The campaigns of Republican Linda McMahon and Democrat Richard Blumenthal are getting looser with the facts in the closing weeks of their U.S. Senate race.
McMahon is airing a new television commercial that makes unsubstantiated claims against Blumenthal over the settlement of predatory lending charges against Countrywide Financial in 2008.
And Blumenthal’s campaign sent an email blast raising the specter of McMahon voting to cut Social Security, based less on what she’s said than on her “dangerous silence” about the issue.
The new McMahon commercial is based on a story in The Nation that says a settlement lavishly praised in October 2008 by Blumenthal and some of the nation’s other attorneys general turned out to be less than a good deal for mortgage holders and taxpayers.
One element of the story is that Countrywide’s new parent company, the Bank of America, used federal incentives created in 2009 to offset the cost of writing down principal and interest payments on troubled loans.
“He said his Countrywide mortgage settlement wouldn’t cost taxpayers a dime. It turns out it did,” a narrator says in the spot. “Another Blumenthal lie.”
The accusation Blumenthal lied fits in with a narrative the McMahon campaign tried to establish in a series of ads, but it is at odds with the facts – and even the McMahon campaign’s initial view of what The Nation story meant.
Can it be a lie if something a politician says in 2008 is rendered inaccurate by federal action taken in 2009?
McMahon’s communication director, Ed Patru, didn’t seem to think so in an email he sent to reporters last week in which he blamed Blumenthal for failing to forsee the future, not lying.
“We elect lawmakers to write laws, and the public has a reasonable expectation that lawmakers will be deliberate and thoughtful and anticipatory about the bills they pass and what consequences – intended or unintended – that legislation will have in the future,” Patru wrote on Friday.
But in a new commercial that debuted a day later, Blumenthal’s failure to forsee unintended consequences was part of pattern of lies.
“Dick Blumenthal lied about Linda’s position on the minimum wage. About Social Security. Canadian fundraisers. Vietnam. But now, we’ve learned his biggest lie yet,” the commercial says.
“He said his Countrywide mortgage settlement wouldn’t cost taxpayers a dime. It turns out it did. And retiree pension funds, too — $8.6 billion.”
Retiree pension funds held Countrywide securities that The Nation says were worth less as a result of the write-down of troubled mortgages, although Blumenthal’s advisors note that many of those mortgages already were non-performing.

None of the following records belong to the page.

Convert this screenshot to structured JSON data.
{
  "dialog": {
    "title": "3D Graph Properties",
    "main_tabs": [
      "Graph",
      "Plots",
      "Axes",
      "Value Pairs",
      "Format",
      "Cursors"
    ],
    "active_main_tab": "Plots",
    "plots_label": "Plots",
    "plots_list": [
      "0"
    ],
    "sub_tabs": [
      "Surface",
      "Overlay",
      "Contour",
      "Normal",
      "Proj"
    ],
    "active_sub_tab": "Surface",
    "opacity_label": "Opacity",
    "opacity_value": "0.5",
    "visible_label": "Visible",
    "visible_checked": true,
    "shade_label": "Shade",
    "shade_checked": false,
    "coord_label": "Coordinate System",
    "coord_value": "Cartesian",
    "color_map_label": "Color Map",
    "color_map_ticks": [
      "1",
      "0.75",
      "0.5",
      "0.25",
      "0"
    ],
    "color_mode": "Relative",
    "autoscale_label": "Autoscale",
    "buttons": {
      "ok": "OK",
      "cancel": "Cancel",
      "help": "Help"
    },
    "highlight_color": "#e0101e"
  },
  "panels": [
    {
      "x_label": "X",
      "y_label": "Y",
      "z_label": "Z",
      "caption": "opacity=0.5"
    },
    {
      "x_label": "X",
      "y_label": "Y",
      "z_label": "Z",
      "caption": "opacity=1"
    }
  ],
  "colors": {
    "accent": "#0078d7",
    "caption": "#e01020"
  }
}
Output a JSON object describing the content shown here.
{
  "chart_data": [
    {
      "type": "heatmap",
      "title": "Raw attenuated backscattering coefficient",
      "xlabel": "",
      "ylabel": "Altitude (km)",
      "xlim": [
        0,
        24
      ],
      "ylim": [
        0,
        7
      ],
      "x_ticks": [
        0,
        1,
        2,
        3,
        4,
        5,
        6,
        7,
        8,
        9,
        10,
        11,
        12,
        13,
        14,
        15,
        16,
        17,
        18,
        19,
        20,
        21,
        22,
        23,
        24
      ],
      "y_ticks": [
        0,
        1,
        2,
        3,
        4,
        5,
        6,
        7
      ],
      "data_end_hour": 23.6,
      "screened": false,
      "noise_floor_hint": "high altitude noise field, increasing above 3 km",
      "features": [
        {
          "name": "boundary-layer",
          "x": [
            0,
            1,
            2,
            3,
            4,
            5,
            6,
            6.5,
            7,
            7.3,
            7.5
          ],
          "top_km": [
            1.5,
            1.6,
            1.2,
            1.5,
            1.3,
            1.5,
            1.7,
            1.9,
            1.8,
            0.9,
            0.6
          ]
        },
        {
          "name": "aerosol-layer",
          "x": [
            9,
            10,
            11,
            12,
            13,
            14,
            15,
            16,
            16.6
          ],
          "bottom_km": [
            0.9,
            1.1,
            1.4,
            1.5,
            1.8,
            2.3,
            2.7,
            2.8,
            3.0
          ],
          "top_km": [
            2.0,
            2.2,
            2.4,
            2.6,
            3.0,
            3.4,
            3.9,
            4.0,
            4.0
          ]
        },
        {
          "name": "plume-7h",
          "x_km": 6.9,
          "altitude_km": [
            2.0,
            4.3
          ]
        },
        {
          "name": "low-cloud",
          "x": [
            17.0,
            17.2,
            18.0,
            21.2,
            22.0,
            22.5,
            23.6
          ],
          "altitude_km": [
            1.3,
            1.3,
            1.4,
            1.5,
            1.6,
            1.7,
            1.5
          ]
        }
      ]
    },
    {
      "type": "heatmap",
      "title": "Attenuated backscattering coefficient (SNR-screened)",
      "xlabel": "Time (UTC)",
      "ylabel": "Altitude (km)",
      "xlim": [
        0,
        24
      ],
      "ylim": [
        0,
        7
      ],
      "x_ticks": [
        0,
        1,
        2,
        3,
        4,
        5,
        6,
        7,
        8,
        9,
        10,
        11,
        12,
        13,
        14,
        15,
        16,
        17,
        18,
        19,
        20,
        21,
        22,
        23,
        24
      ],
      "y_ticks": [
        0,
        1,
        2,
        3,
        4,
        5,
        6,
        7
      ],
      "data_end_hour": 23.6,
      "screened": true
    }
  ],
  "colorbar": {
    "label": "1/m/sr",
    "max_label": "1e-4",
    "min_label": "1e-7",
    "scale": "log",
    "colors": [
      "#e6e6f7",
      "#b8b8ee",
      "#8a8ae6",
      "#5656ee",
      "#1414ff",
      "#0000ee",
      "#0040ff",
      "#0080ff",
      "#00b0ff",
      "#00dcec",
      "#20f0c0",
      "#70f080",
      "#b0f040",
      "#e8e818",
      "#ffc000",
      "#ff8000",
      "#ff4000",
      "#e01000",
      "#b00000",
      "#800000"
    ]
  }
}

Connecticut never held Countrywide stock, but its pension fund did hold mortgage-backed securities that McMahon’s campaign says lost value as a result of the Countrywide settlement.
The commercial cited a story by The Mirror to support that claim that Blumenthal lied about McMahon’s position on Social Security.
But the story actually reported that a Washington blog had inaccurately reported that McMahon called for cutting Social Security during an interview on ABC’s This Week.
McMahon was talking about an across-the-board 10 percent cut of non-discretionary spending, when the ABC interviewer interjected a question about Social Security and Medicaid.
McMahon never said she favored cutting them, nor did she say she would not. The interviewer, Christiane Amanpour, failed to follow up.
In other settings, McMahon has ruled out cutting benefits for current retirees and “near-retirees.”
In an interview with The Courant’s editorial board that was recorded by and shown on CT-N, cable television’s public affairs channel, McMahon said, “I’m going to maintain the contracts we have with our seniors today.”
But, as has been the case throughout the campaign, she refused to be pressed about how Social Security might have to be altered to maintain its solvency.
“Do you imagine my children getting Social Security?” asked one editorial writer, Peter Pach.
McMahon only smiled and said, “Next question.”
A 2-minute clip of the exchange about Social Security is on YouTube. The full 49-minute interview can viewed at CT-N’s web site.
To be fair, it is a topic few candidates are willing to embrace. McMahon’s has called for a bipartisan group to review entitlements as a way to take the political heat out of the issue.
Patru said Blumenthal, by flatly promising to maintain benefits, is pandering to voters. McMahon’s call for a bipartisan group to review entitlements is more responsible, he said.
In an email blast to supporters after the ABC interview, the Blumenthal campaign connected the call for the 10-percent cut to her ambiguous answer on Social Security.
The Blumenthal campaign may be guilty of innuendo with the email, as it urged people to sign an online petition opposing “McMahon’s outrageous stance against our Social Security,” but it does not appear to have lied about McMahon’s position.
In fact, much of the email focuses on McMahon’s refusal to talk in detail about Social Security, Medicare and Medicaid until after the election, calling it her “dangerous silence.”
Mindy Myers, Blumenthal’s campaign manager, said it was within bounds.
“Linda McMahon has consistently refused to say where she stands on critical issues affecting Social Security,” Myers said. “The online petition simply asks Mrs. McMahon to give seniors straight answers.”